UBC-DSCI / introduction-to-datascience-python

Open Source Textbook for DSCI100: Introduction to Data Science in Python
https://python.datasciencebook.ca
Other
12 stars 9 forks source link

Need "Evaluating on the test set" section for classification chapters #280

Closed ttimbers closed 10 months ago

ttimbers commented 10 months ago

In the classification chapter, after you do CV to select your parameters, then you need to refit/retrain on the entire training dataset for the chosen parameter(s) before evaluating on the test data set. In the book we don't do this in the classification case! Only the regression case...

I think this is not great - what if someone only reads our classification chapters and misses this?
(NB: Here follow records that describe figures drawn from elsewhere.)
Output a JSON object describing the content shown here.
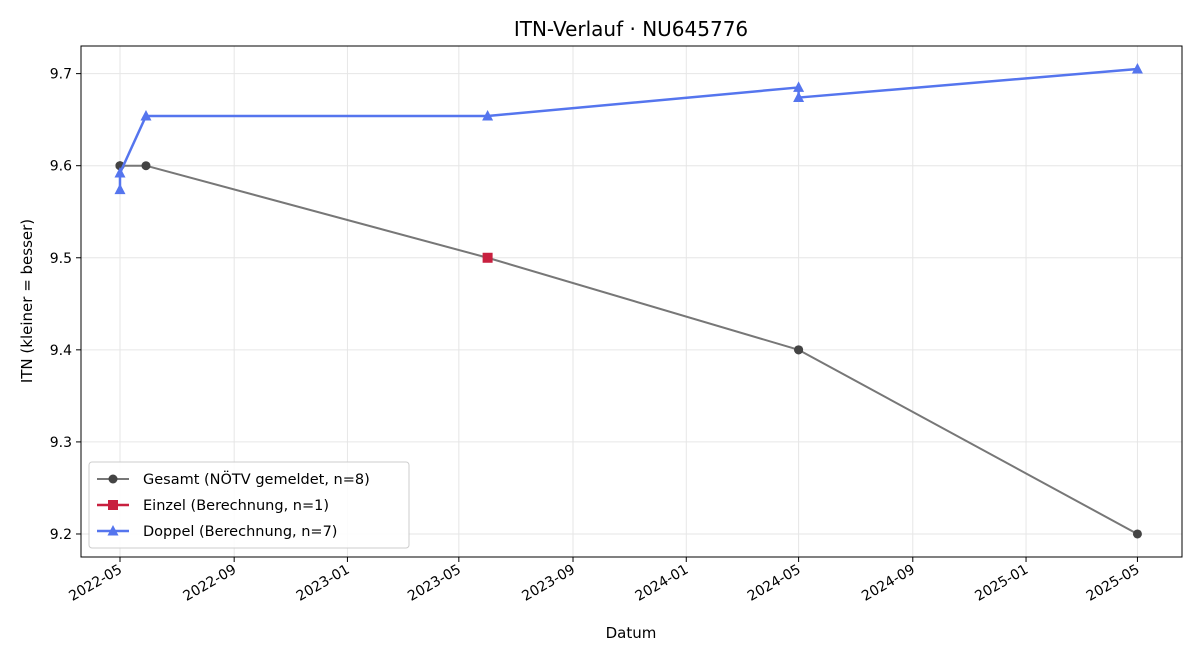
{
  "chart_data": {
    "type": "line",
    "title": "ITN-Verlauf · NU645776",
    "xlabel": "Datum",
    "ylabel": "ITN  (kleiner = besser)",
    "x_type": "date",
    "xlim": [
      "2022-03-20",
      "2025-06-18"
    ],
    "ylim": [
      9.175,
      9.73
    ],
    "x_ticks": [
      "2022-05",
      "2022-09",
      "2023-01",
      "2023-05",
      "2023-09",
      "2024-01",
      "2024-05",
      "2024-09",
      "2025-01",
      "2025-05"
    ],
    "y_ticks": [
      "9.2",
      "9.3",
      "9.4",
      "9.5",
      "9.6",
      "9.7"
    ],
    "grid": true,
    "legend_position": "lower-left",
    "series": [
      {
        "name": "Gesamt (NÖTV gemeldet, n=8)",
        "color": "#777777",
        "marker_color": "#444444",
        "marker": "circle",
        "points": [
          {
            "x": "2022-05-01",
            "y": 9.6
          },
          {
            "x": "2022-05-01",
            "y": 9.6
          },
          {
            "x": "2022-05-01",
            "y": 9.6
          },
          {
            "x": "2022-05-29",
            "y": 9.6
          },
          {
            "x": "2023-06-01",
            "y": 9.5
          },
          {
            "x": "2024-05-01",
            "y": 9.4
          },
          {
            "x": "2024-05-01",
            "y": 9.4
          },
          {
            "x": "2025-05-01",
            "y": 9.2
          }
        ]
      },
      {
        "name": "Einzel (Berechnung, n=1)",
        "color": "#c8203f",
        "marker_color": "#c8203f",
        "marker": "square",
        "points": [
          {
            "x": "2023-06-01",
            "y": 9.5
          }
        ]
      },
      {
        "name": "Doppel (Berechnung, n=7)",
        "color": "#5575ee",
        "marker_color": "#5575ee",
        "marker": "triangle",
        "points": [
          {
            "x": "2022-05-01",
            "y": 9.574
          },
          {
            "x": "2022-05-01",
            "y": 9.592
          },
          {
            "x": "2022-05-29",
            "y": 9.654
          },
          {
            "x": "2023-06-01",
            "y": 9.654
          },
          {
            "x": "2024-05-01",
            "y": 9.685
          },
          {
            "x": "2024-05-01",
            "y": 9.674
          },
          {
            "x": "2025-05-01",
            "y": 9.705
          }
        ]
      }
    ]
  }
}
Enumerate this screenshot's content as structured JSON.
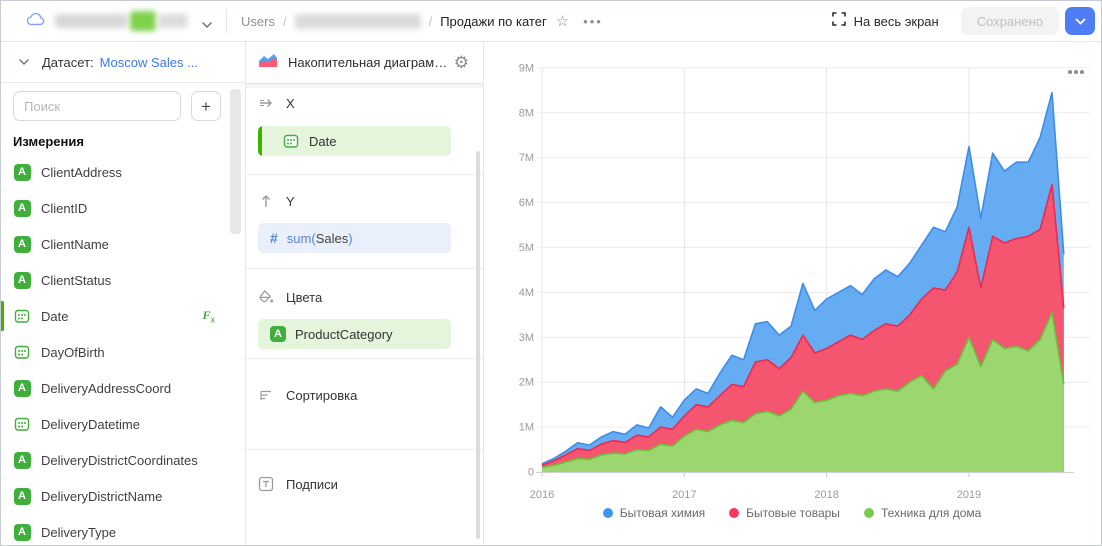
{
  "topbar": {
    "breadcrumb": {
      "root": "Users",
      "separator": "/",
      "current": "Продажи по катег"
    },
    "fullscreen_label": "На весь экран",
    "save_button_label": "Сохранено"
  },
  "sidebar": {
    "dataset_label": "Датасет:",
    "dataset_name": "Moscow Sales ...",
    "search_placeholder": "Поиск",
    "add_button_label": "+",
    "fields_section_title": "Измерения",
    "fields": [
      {
        "name": "ClientAddress",
        "type": "string"
      },
      {
        "name": "ClientID",
        "type": "string"
      },
      {
        "name": "ClientName",
        "type": "string"
      },
      {
        "name": "ClientStatus",
        "type": "string"
      },
      {
        "name": "Date",
        "type": "date",
        "formula": true,
        "active": true
      },
      {
        "name": "DayOfBirth",
        "type": "date"
      },
      {
        "name": "DeliveryAddressCoord",
        "type": "string"
      },
      {
        "name": "DeliveryDatetime",
        "type": "date"
      },
      {
        "name": "DeliveryDistrictCoordinates",
        "type": "string"
      },
      {
        "name": "DeliveryDistrictName",
        "type": "string"
      },
      {
        "name": "DeliveryType",
        "type": "string"
      }
    ]
  },
  "chart_panel_ui": {
    "chart_type_label": "Накопительная диаграм…",
    "sections": {
      "x_label": "X",
      "y_label": "Y",
      "colors_label": "Цвета",
      "sort_label": "Сортировка",
      "labels_label": "Подписи"
    },
    "x_field": "Date",
    "y_field": {
      "prefix": "sum(",
      "field": "Sales",
      "suffix": ")"
    },
    "color_field": "ProductCategory"
  },
  "chart_data": {
    "type": "area",
    "stacked": true,
    "x_start": "2016-01",
    "x_step": "1 month",
    "x_tick_labels": [
      "2016",
      "2017",
      "2018",
      "2019"
    ],
    "x_tick_month_indices": [
      0,
      12,
      24,
      36
    ],
    "ylim_millions": [
      0,
      9
    ],
    "y_tick_labels": [
      "0",
      "1M",
      "2M",
      "3M",
      "4M",
      "5M",
      "6M",
      "7M",
      "8M",
      "9M"
    ],
    "values_unit": "millions",
    "legend_position": "bottom",
    "stack_bottom_to_top": [
      "Техника для дома",
      "Бытовые товары",
      "Бытовая химия"
    ],
    "series": [
      {
        "name": "Бытовая химия",
        "fill": "#65ACF2",
        "line": "#3C8DE9",
        "dot": "#3E96F0",
        "values": [
          0.03,
          0.05,
          0.08,
          0.13,
          0.12,
          0.16,
          0.2,
          0.18,
          0.23,
          0.2,
          0.45,
          0.27,
          0.35,
          0.35,
          0.3,
          0.5,
          0.65,
          0.6,
          0.85,
          0.85,
          0.75,
          0.7,
          1.15,
          0.95,
          1.1,
          1.1,
          1.1,
          1.0,
          1.15,
          1.2,
          1.1,
          1.15,
          1.2,
          1.35,
          1.3,
          1.45,
          1.8,
          1.55,
          1.85,
          1.6,
          1.7,
          1.65,
          2.05,
          2.05,
          1.2
        ]
      },
      {
        "name": "Бытовые товары",
        "fill": "#F4566F",
        "line": "#EF2850",
        "dot": "#F4385E",
        "values": [
          0.05,
          0.1,
          0.16,
          0.22,
          0.2,
          0.24,
          0.28,
          0.26,
          0.32,
          0.3,
          0.38,
          0.37,
          0.45,
          0.55,
          0.55,
          0.65,
          0.8,
          0.8,
          1.15,
          1.15,
          1.05,
          1.15,
          1.25,
          1.1,
          1.15,
          1.2,
          1.3,
          1.25,
          1.35,
          1.45,
          1.45,
          1.5,
          1.7,
          2.25,
          1.8,
          2.05,
          2.45,
          1.75,
          2.3,
          2.35,
          2.4,
          2.55,
          2.45,
          2.85,
          1.7
        ]
      },
      {
        "name": "Техника для дома",
        "fill": "#9CD66F",
        "line": "#6ABF3A",
        "dot": "#7CCB4C",
        "values": [
          0.1,
          0.15,
          0.22,
          0.3,
          0.28,
          0.38,
          0.42,
          0.4,
          0.5,
          0.48,
          0.62,
          0.58,
          0.8,
          0.95,
          0.9,
          1.05,
          1.15,
          1.1,
          1.3,
          1.35,
          1.25,
          1.4,
          1.8,
          1.55,
          1.6,
          1.7,
          1.75,
          1.7,
          1.8,
          1.85,
          1.8,
          2.0,
          2.15,
          1.85,
          2.25,
          2.4,
          3.0,
          2.35,
          2.95,
          2.75,
          2.8,
          2.7,
          2.95,
          3.55,
          1.95
        ]
      }
    ]
  }
}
Like those two classification chapters are where we set the stage for how to do this correctly.

Like I think we need this section in the classification chapter: https://datasciencebook.ca/regression1.html#evaluating-on-the-test-set

I think it should go right above here: https://datasciencebook.ca/regression1.html#evaluating-on-the-test-set

ttimbers commented 10 months ago

Note - this also affects the R book.

joelostblom commented 10 months ago

Good call, I agree that we should add a section called "evaluating on the test set" in the classification 2 chapter. However, I don't think we need to change anything in the CV code to refit the model explicitly on all data since this is already done by the grid search. When we show cross-validation in the beginning of the chapter we are just describing how it works before we use it with the grid search and we are not predicting anything before tuning the model. I think we can add a section similar to this snippet in the regression chapter to explain what is going on:

To assess how well our model might do at predicting on unseen data, we will assess its RMSPE on the test data. To do this, we first need to retrain the KNN regression model on the entire training data set using 25 neighbors. Fortunately we do not have to do this ourselves manually; scikit-learn does it for us automatically. To make predictions with the best model on the test data, we can use the predict method of the fit GridSearchCV object.

And then show .score (plus maybe recall and precision?). And comment on the meaning of the results.